IDEALISTA! è lo sguardo ironico, materiale e ribelle di una ragazza di trent’anni che dice chiaro di non volersi “allineare”, di conoscere le fregature e non rincorrere le disillusioni inutili dell’amore. Lei lo fa con distacco, senza parole complicate e con divertimento. Si fida dell’istinto e del suo cuore rivelatore, lascia indietro il passato. Preferisce metaforicamente sedersi “in fondo” (a un cinema? a un autobus che viaggia? a tutta la società̀?) e guardare scorrere le cose finché la vita sia come lei desidera, con un senso di granitico realismo (“Basta che funzioni”- Woody Allen). E’ una donna grintosa che si difende con molti “no” ma insieme sorride di quello che vede intorno. Forse è addirittura più REALISTA che IDEALISTA, o paradossalmente le due cose insieme. Non importa, in fondo il cuore e l’istinto non hanno mai sbagliato. Basta che le cose funzionino e nessuno parli per lei.

“Devi essere forte” è un pezzo molto maturo per l’età dell’autore, Gerardo Pulli, un autore giovanissimo che mi ha fatto conoscere Gaetano Curreri. E’ un ragazzo minimalista con un grandissimo gusto battistiano nelle sue melodie. Mi ha mandato questa canzone solo con chitarra e voce. Mi piace perché oggi si parla molto di talent, spero che il fatto d’averlo inserito nel mio disco possa essere l’occasione per lui di poter scrivere ancora e farsi conoscere.

Mi ci ritrovo molto in questo pezzo, quando dice:

“hai bisogno di una vita, trovare spazio tra le cose” e una bussola quando dice “devi essere forte, devi convincerti che hai ragione pure tu”. Queste 4 frasi mi hanno fermato, mi ci sono trovata tantissimo e il piano è bellissimo, ricorda un po’ quello di Sally (è anche dello stesso compositore).

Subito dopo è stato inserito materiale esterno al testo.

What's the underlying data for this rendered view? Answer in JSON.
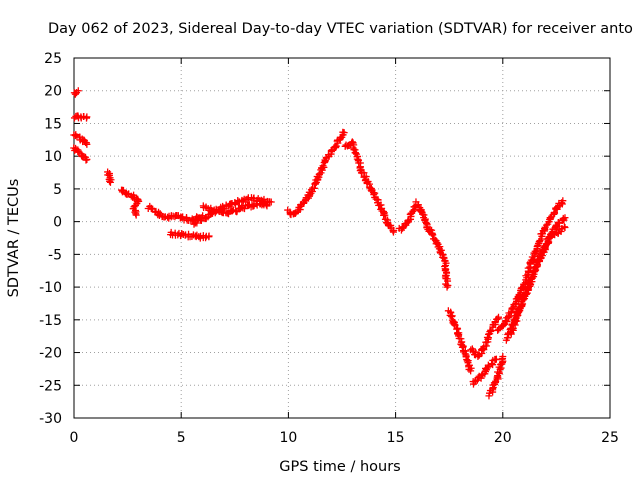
{
  "chart_data": {
    "type": "scatter",
    "title": "Day 062 of 2023, Sidereal Day-to-day VTEC variation (SDTVAR) for receiver anto",
    "xlabel": "GPS time / hours",
    "ylabel": "SDTVAR / TECUs",
    "xlim": [
      0,
      25
    ],
    "ylim": [
      -30,
      25
    ],
    "xticks": [
      "0",
      "5",
      "10",
      "15",
      "20",
      "25"
    ],
    "yticks": [
      "25",
      "20",
      "15",
      "10",
      "5",
      "0",
      "-5",
      "-10",
      "-15",
      "-20",
      "-25",
      "-30"
    ],
    "grid": true,
    "marker": "+",
    "color": "#ff0000",
    "series": [
      {
        "name": "SDTVAR",
        "traces": [
          [
            [
              0.0,
              19.6
            ],
            [
              0.2,
              20.0
            ]
          ],
          [
            [
              0.0,
              16.0
            ],
            [
              0.3,
              16.0
            ],
            [
              0.6,
              16.0
            ]
          ],
          [
            [
              0.0,
              13.2
            ],
            [
              0.2,
              12.9
            ],
            [
              0.4,
              12.4
            ],
            [
              0.6,
              11.8
            ]
          ],
          [
            [
              0.0,
              11.2
            ],
            [
              0.2,
              10.6
            ],
            [
              0.4,
              10.1
            ],
            [
              0.6,
              9.5
            ]
          ],
          [
            [
              1.6,
              7.6
            ],
            [
              1.65,
              6.8
            ],
            [
              1.7,
              6.0
            ]
          ],
          [
            [
              2.2,
              5.0
            ],
            [
              2.5,
              4.3
            ],
            [
              2.8,
              3.8
            ],
            [
              3.0,
              3.3
            ],
            [
              2.8,
              2.0
            ],
            [
              2.9,
              1.0
            ]
          ],
          [
            [
              3.5,
              2.2
            ],
            [
              3.8,
              1.5
            ],
            [
              4.1,
              1.0
            ],
            [
              4.4,
              0.6
            ],
            [
              4.8,
              0.9
            ],
            [
              5.2,
              0.4
            ],
            [
              5.6,
              0.4
            ],
            [
              6.0,
              0.9
            ]
          ],
          [
            [
              4.5,
              -1.8
            ],
            [
              5.0,
              -2.0
            ],
            [
              5.5,
              -2.2
            ],
            [
              6.0,
              -2.3
            ],
            [
              6.3,
              -2.2
            ]
          ],
          [
            [
              5.6,
              -0.3
            ],
            [
              6.2,
              0.8
            ],
            [
              6.8,
              2.0
            ],
            [
              7.3,
              2.5
            ],
            [
              7.8,
              3.2
            ],
            [
              8.3,
              3.5
            ],
            [
              8.8,
              3.2
            ],
            [
              9.2,
              3.0
            ]
          ],
          [
            [
              6.0,
              2.4
            ],
            [
              6.5,
              1.6
            ],
            [
              7.0,
              1.3
            ],
            [
              7.5,
              1.6
            ],
            [
              8.0,
              2.2
            ],
            [
              8.5,
              2.7
            ],
            [
              9.0,
              2.4
            ]
          ],
          [
            [
              10.0,
              1.8
            ],
            [
              10.2,
              1.0
            ],
            [
              10.6,
              2.4
            ],
            [
              11.0,
              4.2
            ],
            [
              11.4,
              7.0
            ],
            [
              11.8,
              9.8
            ],
            [
              12.2,
              11.6
            ],
            [
              12.6,
              13.6
            ]
          ],
          [
            [
              12.6,
              11.6
            ],
            [
              13.0,
              12.0
            ],
            [
              13.4,
              8.0
            ],
            [
              13.8,
              5.2
            ],
            [
              14.2,
              3.0
            ],
            [
              14.6,
              0.0
            ],
            [
              14.9,
              -1.6
            ]
          ],
          [
            [
              15.2,
              -1.2
            ],
            [
              15.6,
              0.0
            ],
            [
              16.0,
              2.8
            ],
            [
              16.2,
              1.4
            ],
            [
              16.5,
              -0.8
            ],
            [
              16.8,
              -2.4
            ],
            [
              17.1,
              -4.4
            ],
            [
              17.3,
              -6.0
            ],
            [
              17.4,
              -10.0
            ]
          ],
          [
            [
              17.5,
              -13.6
            ],
            [
              17.8,
              -15.8
            ],
            [
              18.0,
              -18.0
            ],
            [
              18.3,
              -20.8
            ],
            [
              18.5,
              -22.8
            ]
          ],
          [
            [
              18.5,
              -19.4
            ],
            [
              18.8,
              -20.6
            ],
            [
              19.1,
              -19.6
            ],
            [
              19.5,
              -16.2
            ],
            [
              19.8,
              -14.6
            ]
          ],
          [
            [
              18.6,
              -24.6
            ],
            [
              19.0,
              -23.6
            ],
            [
              19.4,
              -22.0
            ],
            [
              19.7,
              -21.0
            ]
          ],
          [
            [
              19.4,
              -26.4
            ],
            [
              19.7,
              -24.4
            ],
            [
              20.0,
              -20.6
            ]
          ],
          [
            [
              19.8,
              -16.6
            ],
            [
              20.1,
              -15.6
            ],
            [
              20.5,
              -13.0
            ],
            [
              21.0,
              -9.4
            ],
            [
              21.5,
              -4.6
            ],
            [
              22.0,
              -0.8
            ],
            [
              22.4,
              1.4
            ],
            [
              22.8,
              3.2
            ]
          ],
          [
            [
              20.2,
              -18.0
            ],
            [
              20.6,
              -14.6
            ],
            [
              21.0,
              -11.6
            ],
            [
              21.4,
              -8.2
            ],
            [
              21.8,
              -5.0
            ],
            [
              22.2,
              -2.2
            ],
            [
              22.6,
              -1.6
            ],
            [
              22.9,
              -0.9
            ]
          ],
          [
            [
              20.4,
              -17.0
            ],
            [
              20.9,
              -12.4
            ],
            [
              21.3,
              -9.0
            ],
            [
              21.7,
              -5.8
            ],
            [
              22.1,
              -3.0
            ],
            [
              22.5,
              -0.6
            ],
            [
              22.9,
              0.6
            ]
          ]
        ]
      }
    ]
  }
}
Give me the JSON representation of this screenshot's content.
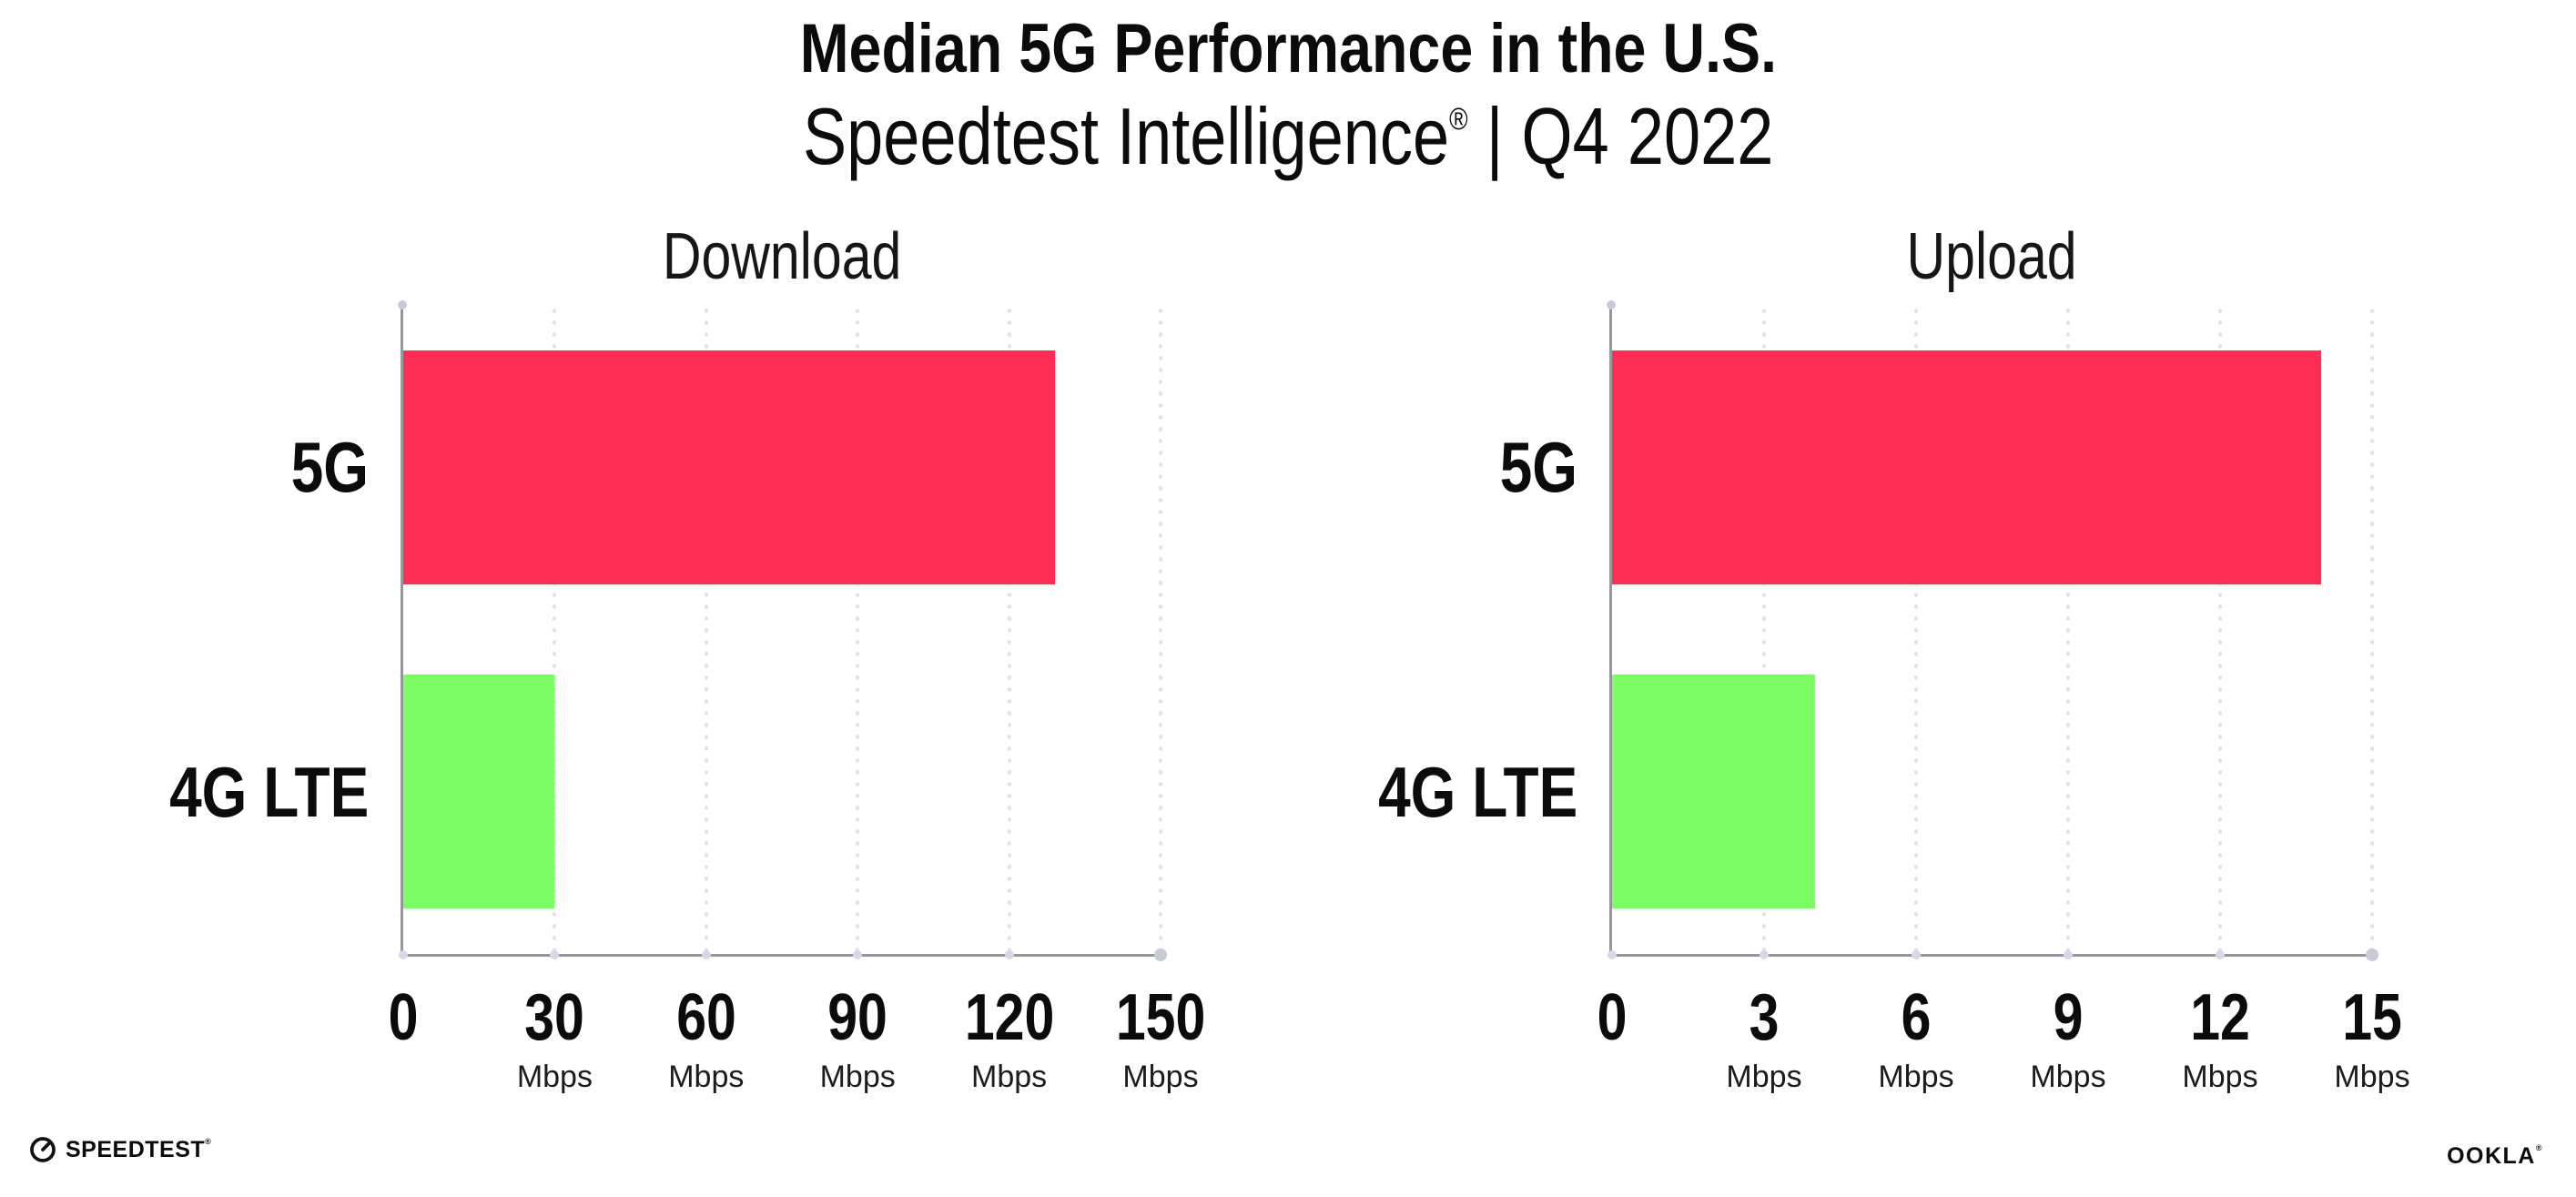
{
  "header": {
    "title": "Median 5G Performance in the U.S.",
    "subtitle_product": "Speedtest Intelligence",
    "subtitle_reg": "®",
    "subtitle_period": "| Q4 2022"
  },
  "footer": {
    "speedtest_icon": "speedometer-gauge-icon",
    "speedtest_wordmark": "SPEEDTEST",
    "speedtest_reg": "®",
    "ookla_wordmark": "OOKLA",
    "ookla_reg": "®"
  },
  "colors": {
    "bar_5g": "#FF2E56",
    "bar_4g_lte": "#7CFD65",
    "axis": "#97979B",
    "gridline": "#E0E1ED",
    "tick_dot": "#D8D9E5",
    "axis_cap_dot": "#C9CAD7",
    "text": "#0B0B0C",
    "background": "#FFFFFF"
  },
  "chart_data": [
    {
      "type": "bar",
      "orientation": "horizontal",
      "title": "Download",
      "categories": [
        "5G",
        "4G LTE"
      ],
      "values": [
        129,
        30
      ],
      "unit": "Mbps",
      "xlim": [
        0,
        150
      ],
      "xticks": [
        0,
        30,
        60,
        90,
        120,
        150
      ],
      "tick_unit_label": "Mbps",
      "bar_colors": [
        "#FF2E56",
        "#7CFD65"
      ],
      "grid": "dotted-vertical-gridlines",
      "legend": "none",
      "data_labels": "none"
    },
    {
      "type": "bar",
      "orientation": "horizontal",
      "title": "Upload",
      "categories": [
        "5G",
        "4G LTE"
      ],
      "values": [
        14,
        4
      ],
      "unit": "Mbps",
      "xlim": [
        0,
        15
      ],
      "xticks": [
        0,
        3,
        6,
        9,
        12,
        15
      ],
      "tick_unit_label": "Mbps",
      "bar_colors": [
        "#FF2E56",
        "#7CFD65"
      ],
      "grid": "dotted-vertical-gridlines",
      "legend": "none",
      "data_labels": "none"
    }
  ]
}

“Mentre aspetto che ritorni” è il pezzo più pop, mi diverto tantissimo a cantarlo, è una bellissima ballata rock, bella potente, (non ci sono canzoni emo in questo disco). Anche nella dimensione dell’amore si vive in maniera forte. Parla di una donna forte e mi piace l’idea di una donna che può essere un punto di riferimento per l’uomo.

“Veronica guarda il mare” è scritto da Gaetano Curreri (Stadio). Questo sarà un Sanremo tra amici.

Chi ha ascoltato i pezzi di Sanremo ha applaudito molto il suo pezzo e il pezzo degli Stadio, ci sarà, forse, un testa a testa?…

Noemi - Cuore d'artista - foto di Alessio Pizzicannella

Noemi – Cuore d’artista – foto di Alessio Pizzicannella

Nei prossimi giorni sarà attiva la mia app. E’ una cosa molto bella, mi piace il rapporto diretto con i fan e il fatto di avere un’applicazione e una piccola piazza virtuale con delle persone che ti seguono e ti danno la possibilità di girare l’Italia a fare musica. Inutile dire che ci saranno contenuti speciali dedicati a tutti quelli che scaricheranno l’app.